Open gavinking opened this issue 9 years ago • 6 comments

It was suggested by @jvasileff that the performance of HashMap is limited by the use of our cross-platform Array abstraction. If so, then it should be possible to improve performance on the JVM by creating a native("jvm") implementation of HashMap that uses a Java array directly. We should try that, and see how much of a difference it makes. If it makes a major difference, we would do the same for HashSet and ArrayList.

We should also try creating native("jvm") implementations of these classes which simply wrap Java's HashMap / HashSet / ArrayList, and see how that impacts performance.

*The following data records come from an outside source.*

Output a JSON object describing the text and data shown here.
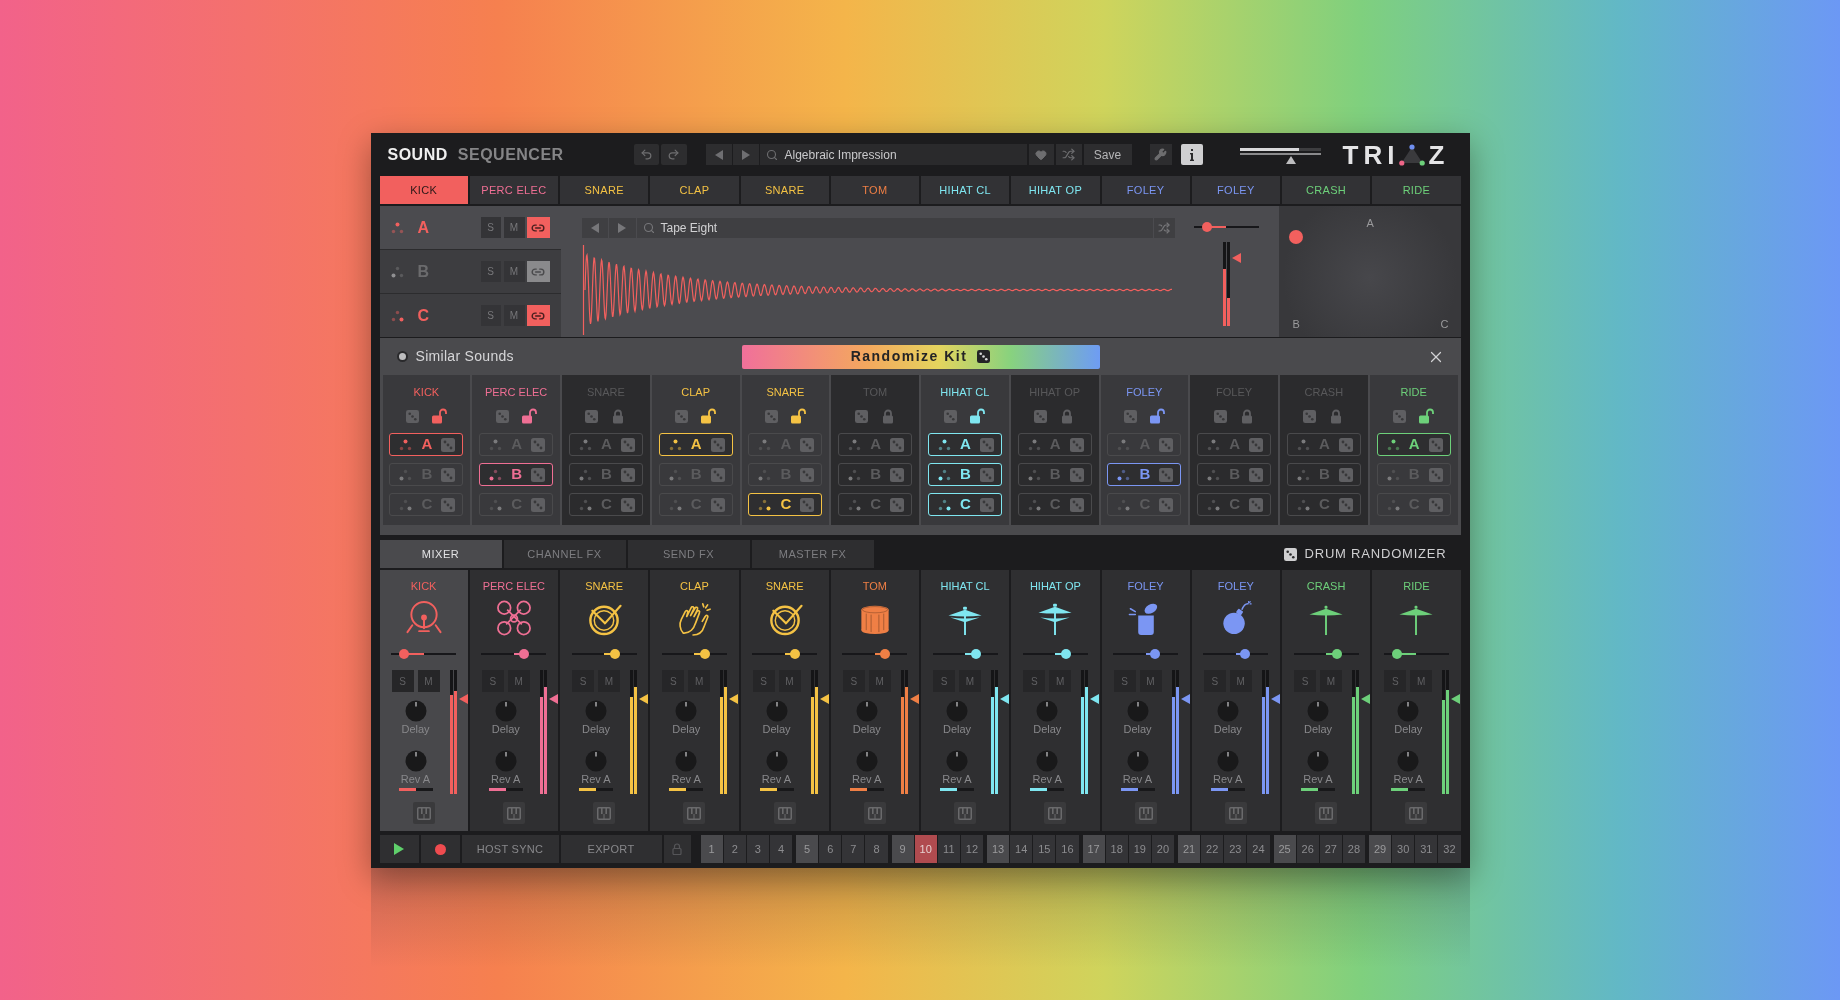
{
  "header": {
    "view_tabs": [
      {
        "label": "SOUND",
        "selected": true
      },
      {
        "label": "SEQUENCER",
        "selected": false
      }
    ],
    "preset": {
      "value": "Algebraic Impression"
    },
    "save": "Save",
    "master_volume": {
      "level": 0.63
    },
    "master_meter": {
      "level": 0.74
    },
    "logo": {
      "left": "TRI",
      "right": "Z"
    }
  },
  "instrument_tabs": [
    {
      "label": "KICK",
      "color": "#f2605e",
      "selected": true
    },
    {
      "label": "PERC ELEC",
      "color": "#ef6f94",
      "selected": false
    },
    {
      "label": "SNARE",
      "color": "#f4c244",
      "selected": false
    },
    {
      "label": "CLAP",
      "color": "#f4c244",
      "selected": false
    },
    {
      "label": "SNARE",
      "color": "#f4c244",
      "selected": false
    },
    {
      "label": "TOM",
      "color": "#ef7f45",
      "selected": false
    },
    {
      "label": "HIHAT CL",
      "color": "#7fe6f0",
      "selected": false
    },
    {
      "label": "HIHAT OP",
      "color": "#7fe6f0",
      "selected": false
    },
    {
      "label": "FOLEY",
      "color": "#7b96f3",
      "selected": false
    },
    {
      "label": "FOLEY",
      "color": "#7b96f3",
      "selected": false
    },
    {
      "label": "CRASH",
      "color": "#6dd07a",
      "selected": false
    },
    {
      "label": "RIDE",
      "color": "#6dd07a",
      "selected": false
    }
  ],
  "layers": [
    {
      "letter": "A",
      "solo_label": "S",
      "mute_label": "M",
      "selected": true,
      "linked": true
    },
    {
      "letter": "B",
      "solo_label": "S",
      "mute_label": "M",
      "selected": false,
      "linked": false
    },
    {
      "letter": "C",
      "solo_label": "S",
      "mute_label": "M",
      "selected": false,
      "linked": true
    }
  ],
  "sample": {
    "value": "Tape Eight",
    "pan": {
      "level": 0.2
    },
    "fader": {
      "level": 0.81
    },
    "meters": [
      {
        "level": 0.68
      },
      {
        "level": 0.33
      }
    ]
  },
  "xy_pad": {
    "corners": [
      "A",
      "B",
      "C"
    ]
  },
  "similar": {
    "label": "Similar Sounds",
    "on": false,
    "randomize": "Randomize Kit"
  },
  "kit_columns": [
    {
      "label": "KICK",
      "color": "#f2605e",
      "locked": false,
      "layers": [
        {
          "letter": "A",
          "selected": true
        },
        {
          "letter": "B",
          "selected": false
        },
        {
          "letter": "C",
          "selected": false
        }
      ]
    },
    {
      "label": "PERC ELEC",
      "color": "#ef6f94",
      "locked": false,
      "layers": [
        {
          "letter": "A",
          "selected": false
        },
        {
          "letter": "B",
          "selected": true
        },
        {
          "letter": "C",
          "selected": false
        }
      ]
    },
    {
      "label": "SNARE",
      "locked": true,
      "layers": [
        {
          "letter": "A",
          "selected": false
        },
        {
          "letter": "B",
          "selected": false
        },
        {
          "letter": "C",
          "selected": false
        }
      ]
    },
    {
      "label": "CLAP",
      "color": "#f4c244",
      "locked": false,
      "layers": [
        {
          "letter": "A",
          "selected": true
        },
        {
          "letter": "B",
          "selected": false
        },
        {
          "letter": "C",
          "selected": false
        }
      ]
    },
    {
      "label": "SNARE",
      "color": "#f4c244",
      "locked": false,
      "layers": [
        {
          "letter": "A",
          "selected": false
        },
        {
          "letter": "B",
          "selected": false
        },
        {
          "letter": "C",
          "selected": true
        }
      ]
    },
    {
      "label": "TOM",
      "locked": true,
      "layers": [
        {
          "letter": "A",
          "selected": false
        },
        {
          "letter": "B",
          "selected": false
        },
        {
          "letter": "C",
          "selected": false
        }
      ]
    },
    {
      "label": "HIHAT CL",
      "color": "#7fe6f0",
      "locked": false,
      "layers": [
        {
          "letter": "A",
          "selected": true
        },
        {
          "letter": "B",
          "selected": true
        },
        {
          "letter": "C",
          "selected": true
        }
      ]
    },
    {
      "label": "HIHAT OP",
      "locked": true,
      "layers": [
        {
          "letter": "A",
          "selected": false
        },
        {
          "letter": "B",
          "selected": false
        },
        {
          "letter": "C",
          "selected": false
        }
      ]
    },
    {
      "label": "FOLEY",
      "color": "#7b96f3",
      "locked": false,
      "layers": [
        {
          "letter": "A",
          "selected": false
        },
        {
          "letter": "B",
          "selected": true
        },
        {
          "letter": "C",
          "selected": false
        }
      ]
    },
    {
      "label": "FOLEY",
      "locked": true,
      "layers": [
        {
          "letter": "A",
          "selected": false
        },
        {
          "letter": "B",
          "selected": false
        },
        {
          "letter": "C",
          "selected": false
        }
      ]
    },
    {
      "label": "CRASH",
      "locked": true,
      "layers": [
        {
          "letter": "A",
          "selected": false
        },
        {
          "letter": "B",
          "selected": false
        },
        {
          "letter": "C",
          "selected": false
        }
      ]
    },
    {
      "label": "RIDE",
      "color": "#6dd07a",
      "locked": false,
      "layers": [
        {
          "letter": "A",
          "selected": true
        },
        {
          "letter": "B",
          "selected": false
        },
        {
          "letter": "C",
          "selected": false
        }
      ]
    }
  ],
  "mixer": {
    "tabs": [
      {
        "label": "MIXER",
        "selected": true
      },
      {
        "label": "CHANNEL FX",
        "selected": false
      },
      {
        "label": "SEND FX",
        "selected": false
      },
      {
        "label": "MASTER FX",
        "selected": false
      }
    ],
    "randomizer": "DRUM RANDOMIZER",
    "strips": [
      {
        "label": "KICK",
        "color": "#f2605e",
        "kind": "kick",
        "selected": true,
        "pan": {
          "level": 0.2
        },
        "solo_label": "S",
        "mute_label": "M",
        "delay": {
          "label": "Delay",
          "level": 0.5
        },
        "rev_a": {
          "label": "Rev A",
          "level": 0.5
        },
        "fader": {
          "level": 0.77
        },
        "meters": [
          {
            "level": 0.8
          },
          {
            "level": 0.83
          }
        ]
      },
      {
        "label": "PERC ELEC",
        "color": "#ef6f94",
        "kind": "perc",
        "selected": false,
        "pan": {
          "level": 0.66
        },
        "solo_label": "S",
        "mute_label": "M",
        "delay": {
          "label": "Delay",
          "level": 0.5
        },
        "rev_a": {
          "label": "Rev A",
          "level": 0.5
        },
        "fader": {
          "level": 0.77
        },
        "meters": [
          {
            "level": 0.78
          },
          {
            "level": 0.86
          }
        ]
      },
      {
        "label": "SNARE",
        "color": "#f4c244",
        "kind": "snare",
        "selected": false,
        "pan": {
          "level": 0.66
        },
        "solo_label": "S",
        "mute_label": "M",
        "delay": {
          "label": "Delay",
          "level": 0.5
        },
        "rev_a": {
          "label": "Rev A",
          "level": 0.5
        },
        "fader": {
          "level": 0.77
        },
        "meters": [
          {
            "level": 0.78
          },
          {
            "level": 0.86
          }
        ]
      },
      {
        "label": "CLAP",
        "color": "#f4c244",
        "kind": "clap",
        "selected": false,
        "pan": {
          "level": 0.66
        },
        "solo_label": "S",
        "mute_label": "M",
        "delay": {
          "label": "Delay",
          "level": 0.5
        },
        "rev_a": {
          "label": "Rev A",
          "level": 0.5
        },
        "fader": {
          "level": 0.77
        },
        "meters": [
          {
            "level": 0.78
          },
          {
            "level": 0.86
          }
        ]
      },
      {
        "label": "SNARE",
        "color": "#f4c244",
        "kind": "snare",
        "selected": false,
        "pan": {
          "level": 0.66
        },
        "solo_label": "S",
        "mute_label": "M",
        "delay": {
          "label": "Delay",
          "level": 0.5
        },
        "rev_a": {
          "label": "Rev A",
          "level": 0.5
        },
        "fader": {
          "level": 0.77
        },
        "meters": [
          {
            "level": 0.78
          },
          {
            "level": 0.86
          }
        ]
      },
      {
        "label": "TOM",
        "color": "#ef7f45",
        "kind": "tom",
        "selected": false,
        "pan": {
          "level": 0.66
        },
        "solo_label": "S",
        "mute_label": "M",
        "delay": {
          "label": "Delay",
          "level": 0.5
        },
        "rev_a": {
          "label": "Rev A",
          "level": 0.5
        },
        "fader": {
          "level": 0.77
        },
        "meters": [
          {
            "level": 0.78
          },
          {
            "level": 0.86
          }
        ]
      },
      {
        "label": "HIHAT CL",
        "color": "#7fe6f0",
        "kind": "hihat_closed",
        "selected": false,
        "pan": {
          "level": 0.66
        },
        "solo_label": "S",
        "mute_label": "M",
        "delay": {
          "label": "Delay",
          "level": 0.5
        },
        "rev_a": {
          "label": "Rev A",
          "level": 0.5
        },
        "fader": {
          "level": 0.77
        },
        "meters": [
          {
            "level": 0.78
          },
          {
            "level": 0.86
          }
        ]
      },
      {
        "label": "HIHAT OP",
        "color": "#7fe6f0",
        "kind": "hihat_open",
        "selected": false,
        "pan": {
          "level": 0.66
        },
        "solo_label": "S",
        "mute_label": "M",
        "delay": {
          "label": "Delay",
          "level": 0.5
        },
        "rev_a": {
          "label": "Rev A",
          "level": 0.5
        },
        "fader": {
          "level": 0.77
        },
        "meters": [
          {
            "level": 0.78
          },
          {
            "level": 0.86
          }
        ]
      },
      {
        "label": "FOLEY",
        "color": "#7b96f3",
        "kind": "can",
        "selected": false,
        "pan": {
          "level": 0.64
        },
        "solo_label": "S",
        "mute_label": "M",
        "delay": {
          "label": "Delay",
          "level": 0.5
        },
        "rev_a": {
          "label": "Rev A",
          "level": 0.5
        },
        "fader": {
          "level": 0.77
        },
        "meters": [
          {
            "level": 0.78
          },
          {
            "level": 0.86
          }
        ]
      },
      {
        "label": "FOLEY",
        "color": "#7b96f3",
        "kind": "bomb",
        "selected": false,
        "pan": {
          "level": 0.64
        },
        "solo_label": "S",
        "mute_label": "M",
        "delay": {
          "label": "Delay",
          "level": 0.5
        },
        "rev_a": {
          "label": "Rev A",
          "level": 0.5
        },
        "fader": {
          "level": 0.77
        },
        "meters": [
          {
            "level": 0.78
          },
          {
            "level": 0.86
          }
        ]
      },
      {
        "label": "CRASH",
        "color": "#6dd07a",
        "kind": "cymbal",
        "selected": false,
        "pan": {
          "level": 0.66
        },
        "solo_label": "S",
        "mute_label": "M",
        "delay": {
          "label": "Delay",
          "level": 0.5
        },
        "rev_a": {
          "label": "Rev A",
          "level": 0.5
        },
        "fader": {
          "level": 0.77
        },
        "meters": [
          {
            "level": 0.78
          },
          {
            "level": 0.86
          }
        ]
      },
      {
        "label": "RIDE",
        "color": "#6dd07a",
        "kind": "cymbal",
        "selected": false,
        "pan": {
          "level": 0.2
        },
        "solo_label": "S",
        "mute_label": "M",
        "delay": {
          "label": "Delay",
          "level": 0.5
        },
        "rev_a": {
          "label": "Rev A",
          "level": 0.5
        },
        "fader": {
          "level": 0.77
        },
        "meters": [
          {
            "level": 0.76
          },
          {
            "level": 0.84
          }
        ]
      }
    ]
  },
  "transport": {
    "host_sync": "HOST SYNC",
    "export": "EXPORT",
    "steps": [
      {
        "label": "1",
        "selected": false
      },
      {
        "label": "2",
        "selected": false
      },
      {
        "label": "3",
        "selected": false
      },
      {
        "label": "4",
        "selected": false
      },
      {
        "label": "5",
        "selected": false
      },
      {
        "label": "6",
        "selected": false
      },
      {
        "label": "7",
        "selected": false
      },
      {
        "label": "8",
        "selected": false
      },
      {
        "label": "9",
        "selected": false
      },
      {
        "label": "10",
        "selected": true
      },
      {
        "label": "11",
        "selected": false
      },
      {
        "label": "12",
        "selected": false
      },
      {
        "label": "13",
        "selected": false
      },
      {
        "label": "14",
        "selected": false
      },
      {
        "label": "15",
        "selected": false
      },
      {
        "label": "16",
        "selected": false
      },
      {
        "label": "17",
        "selected": false
      },
      {
        "label": "18",
        "selected": false
      },
      {
        "label": "19",
        "selected": false
      },
      {
        "label": "20",
        "selected": false
      },
      {
        "label": "21",
        "selected": false
      },
      {
        "label": "22",
        "selected": false
      },
      {
        "label": "23",
        "selected": false
      },
      {
        "label": "24",
        "selected": false
      },
      {
        "label": "25",
        "selected": false
      },
      {
        "label": "26",
        "selected": false
      },
      {
        "label": "27",
        "selected": false
      },
      {
        "label": "28",
        "selected": false
      },
      {
        "label": "29",
        "selected": false
      },
      {
        "label": "30",
        "selected": false
      },
      {
        "label": "31",
        "selected": false
      },
      {
        "label": "32",
        "selected": false
      }
    ]
  }
}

gavinking avatar Feb 25 '16 10:02 gavinking

See http://www.nurkiewicz.com/2014/04/hashmap-performance-improvements-in.html also, which discusses perf in case of high hash collisions and usage of trees rather than lists of buckets in the case. Perhaps related? No idea.

IMO the first thing to do would be to check the HashMap source code for algo difference before trying to imagine non-algo reasons.

FroMage avatar Feb 25 '16 10:02 FroMage

What's the definition of "major"? It seems we can get pretty close to Java's impls without giving up cross platform code.

trees ... Perhaps related?

For the recent work, I'm guessing not, since we're testing with classes that have good hash implementations. But we could find out for sure by seeing if any bin winds up with more than 8 items.

jvasileff avatar Feb 25 '16 13:02 jvasileff

One advantage Java has for Maps (not Sets) is that Map.Entry is an interface, so they can have the Entry be the actual cell instead of having a cell that holds an entry. http://grepcode.com/file/repository.grepcode.com/java/root/jdk/openjdk/7u40-b43/java/util/HashMap.java#805

Edit: although, perhaps we should store values directly in cells too, and only generate entries if/when we need them?

jvasileff avatar Feb 25 '16 13:02 jvasileff

One advantage Java has for Maps (not Sets) is that Map.Entry is an interface, so they can have the Entry be the actual cell instead of having a cell that holds an entry.

What operations does this affect? Iteration of Entrys would be the only thing, no?

gavinking avatar Feb 25 '16 14:02 gavinking

I think so.

I'd lean towards storing items directly in Cells, and generating Entrys when needed. I suppose we could also cache Entrys, but not sure that would be better. This would also give us the option of implementing HashSet in terms of HashMap, as the JDK does.